Mourad Belhaj
25 Février 2020•Mise à jour: 26 Février 2020
AA / Tunisie / Adel Thabeti
Le président tunisien, Kaïs Saïed, et l'émir du Qatar, Cheikh Tamim bin Hamad, ont eu lundi des entretiens portant sur les relations bilatérales et les questions arabes et internationales, au premier rang desquelles la crise libyenne et la Palestine.
Lors d'une conférence de presse conjointe, l'émir du Qatar a déclaré: "J'ai parlé avec Son Excellence le président (Kaïs Saïed) de la manière de développer les relations distinguées entre les deux pays", ainsi que "du développement des domaines de l'investissement, de la sécurité et de la défense".
"Il y a un grand accord entre nous et nos frères en Tunisie sur plusieurs questions arabes", a-t-il ajouté.
Il a également déclaré sur Twitter: "Nos discussions avec les frères en Tunisie ont été constructives et fructueuses".
Et d’ajouter: "Nous avons une volonté commune de donner un nouvel élan aux relations distinguées entre le Qatar et la Tunisie dans divers domaines, et nous sommes impatients d'utiliser les capacités de nos deux pays pour servir les intérêts des peuples et des questions arabes".
Kaïs Saïed a de son coté déclaré lors de la conférence, "La première question dont nous avons discuté est la question libyenne et comment la solution devrait être inter-libyenne en rassemblant les tribus de Libye qui ont une légitimité populaire."
La Libye souffre d'un conflit armé opposant le général à la retraite, Khalifa Haftar, au gouvernement d’entente nationale internationalement reconnu, et qui se disputent la légitimité et l'autorité dans le pays.
"Je ne pense pas que la solution puisse venir de l'étranger, et un certain nombre de chefs de tribus ont exprimé le désir de se rencontrer à nouveau en Tunisie", a poursuivi le président tunisien.
Cependant, "cela peut être une solution insuffisante, mais c'est mieux que les guerres, et la Tunisie est l'un des plus grands pays touchés par la guerre en Libye (voisine)".
"La question palestinienne est notre cause centrale et elle le restera, puisque le peuple palestinien subit l’injustice depuis deux siècles", a déclaré Saïed.

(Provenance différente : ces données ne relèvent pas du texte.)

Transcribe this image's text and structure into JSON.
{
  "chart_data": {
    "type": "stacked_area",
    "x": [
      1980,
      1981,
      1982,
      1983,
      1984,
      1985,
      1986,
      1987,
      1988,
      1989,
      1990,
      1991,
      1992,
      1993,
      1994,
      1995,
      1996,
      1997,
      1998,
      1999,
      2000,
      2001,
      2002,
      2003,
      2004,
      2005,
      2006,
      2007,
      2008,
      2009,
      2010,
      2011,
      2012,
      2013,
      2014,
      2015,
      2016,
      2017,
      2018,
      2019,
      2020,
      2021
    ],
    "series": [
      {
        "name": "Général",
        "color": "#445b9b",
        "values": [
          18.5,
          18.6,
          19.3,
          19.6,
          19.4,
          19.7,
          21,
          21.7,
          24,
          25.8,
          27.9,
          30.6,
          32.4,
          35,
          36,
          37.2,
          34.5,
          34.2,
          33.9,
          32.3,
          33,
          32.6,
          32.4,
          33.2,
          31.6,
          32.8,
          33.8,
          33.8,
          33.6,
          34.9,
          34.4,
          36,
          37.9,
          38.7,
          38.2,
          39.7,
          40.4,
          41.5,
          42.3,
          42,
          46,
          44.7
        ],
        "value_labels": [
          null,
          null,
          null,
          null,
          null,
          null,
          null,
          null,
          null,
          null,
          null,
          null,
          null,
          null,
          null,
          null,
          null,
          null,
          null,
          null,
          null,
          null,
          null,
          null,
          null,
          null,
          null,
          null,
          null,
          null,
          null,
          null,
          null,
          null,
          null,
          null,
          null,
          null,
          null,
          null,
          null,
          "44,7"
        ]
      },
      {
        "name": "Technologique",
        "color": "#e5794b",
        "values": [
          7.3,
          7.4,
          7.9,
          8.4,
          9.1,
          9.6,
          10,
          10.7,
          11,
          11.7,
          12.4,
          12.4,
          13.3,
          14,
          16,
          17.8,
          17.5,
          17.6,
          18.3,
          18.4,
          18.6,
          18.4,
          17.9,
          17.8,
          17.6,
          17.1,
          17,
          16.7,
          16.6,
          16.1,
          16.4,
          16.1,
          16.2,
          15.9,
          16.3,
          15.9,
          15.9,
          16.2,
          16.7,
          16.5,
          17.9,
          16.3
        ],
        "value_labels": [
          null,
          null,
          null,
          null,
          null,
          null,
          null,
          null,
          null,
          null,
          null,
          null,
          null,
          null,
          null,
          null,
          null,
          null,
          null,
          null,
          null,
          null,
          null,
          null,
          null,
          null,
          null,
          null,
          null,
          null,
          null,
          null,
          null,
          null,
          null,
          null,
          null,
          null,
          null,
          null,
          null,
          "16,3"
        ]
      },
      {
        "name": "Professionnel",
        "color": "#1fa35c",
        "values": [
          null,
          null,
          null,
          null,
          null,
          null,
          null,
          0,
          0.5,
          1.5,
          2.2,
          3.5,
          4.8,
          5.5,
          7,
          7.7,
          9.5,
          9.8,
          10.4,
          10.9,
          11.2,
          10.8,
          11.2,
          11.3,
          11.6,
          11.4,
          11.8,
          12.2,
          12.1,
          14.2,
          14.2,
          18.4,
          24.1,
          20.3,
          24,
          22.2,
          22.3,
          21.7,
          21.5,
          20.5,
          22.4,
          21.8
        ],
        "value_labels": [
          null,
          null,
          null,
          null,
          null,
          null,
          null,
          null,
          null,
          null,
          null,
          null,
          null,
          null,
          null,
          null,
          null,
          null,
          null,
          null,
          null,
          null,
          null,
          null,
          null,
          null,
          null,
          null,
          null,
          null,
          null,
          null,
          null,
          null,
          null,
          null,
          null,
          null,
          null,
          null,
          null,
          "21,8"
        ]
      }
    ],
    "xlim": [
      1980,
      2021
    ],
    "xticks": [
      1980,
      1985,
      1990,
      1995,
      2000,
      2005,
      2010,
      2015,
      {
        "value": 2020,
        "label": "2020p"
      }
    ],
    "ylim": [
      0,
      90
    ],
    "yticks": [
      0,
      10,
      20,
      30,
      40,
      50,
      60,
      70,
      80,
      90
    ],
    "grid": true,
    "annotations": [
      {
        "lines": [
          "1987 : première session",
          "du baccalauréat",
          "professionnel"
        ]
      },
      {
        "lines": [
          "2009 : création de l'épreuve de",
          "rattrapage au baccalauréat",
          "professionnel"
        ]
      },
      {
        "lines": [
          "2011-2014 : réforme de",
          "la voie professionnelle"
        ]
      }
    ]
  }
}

Et d’ajouter : "Nous ne voulons ni la guerre ni l’affrontement, mais nous sommes dans notre bon droit, et la capitale de la Palestine ne peut être qu'Al-Quds Al-Sharif (Jérusalem)."
Abordant les relations avec le Qatar, le président tunisien a déclaré que les Tunisiens et les Qataris sont frères et ceux qui pensent pouvoir trouver ou créer des différends entre nous se fourvoient lourdement.
Saïed a rappelé l'assistance que le Qatar a apportée à la Tunisie lors de la révolution contre le régime de Zine El Abidine Ben Ali (1987: 2011), et a déclaré : "Les Tunisiens ont accueilli avec joie (le projet concernant) le pôle médical de Kairouan (centre), et nous avons trouvé chez notre frère (l'émir de l'Etat du Qatar) la volonté d’œuvrer au bien de ses frères".
Saïd avait promis l’édification d’un pôle médical à Kairouan, lors d'une interview accordée à la télévision officielle tunisienne 100 jours après son arrivée au pouvoir.
Il a poursuivi que le projet de créer un grand marché de légumes dans la ville de Sidi Bouzid (berceau de la révolution tunisienne) n'a trouvé qu'un écho positif de la part de Cheikh Tamim.
L'émir du Qatar est arrivé lundi en Tunisie, pour une visite de deux jours, sa première depuis que Saïed a été élu président en octobre 2019.
Cheikh Tamim a entamé, dimanche, une tournée à l'étranger comprenant une visite en Jordanie, puis en Tunisie, et qu’il conclura, mardi, par sa visite en Algérie.